| Article ID | Journal | Published Year | Pages | File Type |
|---|---|---|---|---|
| 4343342 | Neuroscience Letters | 2015 | 6 Pages |
•Adolescent male and female rats were given Δ-9-tetrahydrocannabinol at 15 mg/kg.•Cannabinoid receptor 1 expression was examined 24 h and 2 weeks post-treatment.•Males and females both showed CB1R downregulation 24 h post-treatment.•CB1R downregulation persisted in CA1 and CA3 in females 2 weeks post-treatment.•Normalization of CB1R expression occurred in dentate gyrus and not CA2 in both sexes.
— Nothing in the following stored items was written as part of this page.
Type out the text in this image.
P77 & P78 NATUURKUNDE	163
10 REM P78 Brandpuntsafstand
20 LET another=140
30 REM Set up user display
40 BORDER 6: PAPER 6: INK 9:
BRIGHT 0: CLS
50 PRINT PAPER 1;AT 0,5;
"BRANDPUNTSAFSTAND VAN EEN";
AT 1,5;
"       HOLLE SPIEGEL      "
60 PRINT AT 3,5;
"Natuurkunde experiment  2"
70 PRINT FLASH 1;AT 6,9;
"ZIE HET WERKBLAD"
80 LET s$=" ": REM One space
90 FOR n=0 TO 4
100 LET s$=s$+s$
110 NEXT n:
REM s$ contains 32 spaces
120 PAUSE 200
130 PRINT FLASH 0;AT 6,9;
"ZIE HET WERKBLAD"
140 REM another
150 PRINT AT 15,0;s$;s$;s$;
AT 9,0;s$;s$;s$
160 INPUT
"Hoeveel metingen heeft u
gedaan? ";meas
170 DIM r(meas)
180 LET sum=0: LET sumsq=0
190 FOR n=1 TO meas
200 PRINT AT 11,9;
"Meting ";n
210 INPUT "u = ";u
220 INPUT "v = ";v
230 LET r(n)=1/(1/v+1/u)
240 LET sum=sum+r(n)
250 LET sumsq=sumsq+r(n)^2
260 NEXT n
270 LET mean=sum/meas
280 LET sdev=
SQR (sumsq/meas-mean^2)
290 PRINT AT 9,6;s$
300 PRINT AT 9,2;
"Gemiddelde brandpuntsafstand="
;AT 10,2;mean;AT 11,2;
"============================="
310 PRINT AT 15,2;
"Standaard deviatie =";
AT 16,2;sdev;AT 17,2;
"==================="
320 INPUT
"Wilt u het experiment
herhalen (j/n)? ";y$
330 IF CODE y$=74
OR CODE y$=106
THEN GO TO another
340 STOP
Marijuana use by adolescents has been on the rise since the early 1990s. With recent legalization and decriminalization acts passed, cannabinoid exposure in adolescents will undoubtedly increase. Human studies are limited in their ability to examine underlying changes in brain biochemistry making rodent models valuable. Studies in adult and adolescent animals show region and sex specific downregulation of the cannabinoid 1 (CB1) receptor following chronic cannabinoid treatment. However, although sex-dependent changes in behavior have been observed during the drug abstinence period following adolescent cannabinoid exposure, little is known about CB1 receptor expression during this critical time. In order to characterize CB1 receptor expression following chronic adolescent Δ-9-tetrahydrocannabinol (THC) exposure, we used [3H] CP55,940 binding to assess CB1 receptor expression in the dentate gyrus and areas CA1, CA2, and CA3 of the hippocampus in both male and female adolescent rats at both 24 h and 2 weeks post chronic THC treatment. Consistent with other reported findings, we found downregulation of the CB1 receptor in the hippocampal formation at 24 h post treatment. While this downregulation persisted in both sexes following two weeks of abstinence in the CA2 region, in females, this downregulation also persisted in areas CA1 and CA3. Expression in the dentate gyrus returned to the normal range by two weeks. These data suggest that selective regions of the hippocampus show persistent reductions in CB1 receptor expression and that these reductions are more widespread in female compared to male adolescents.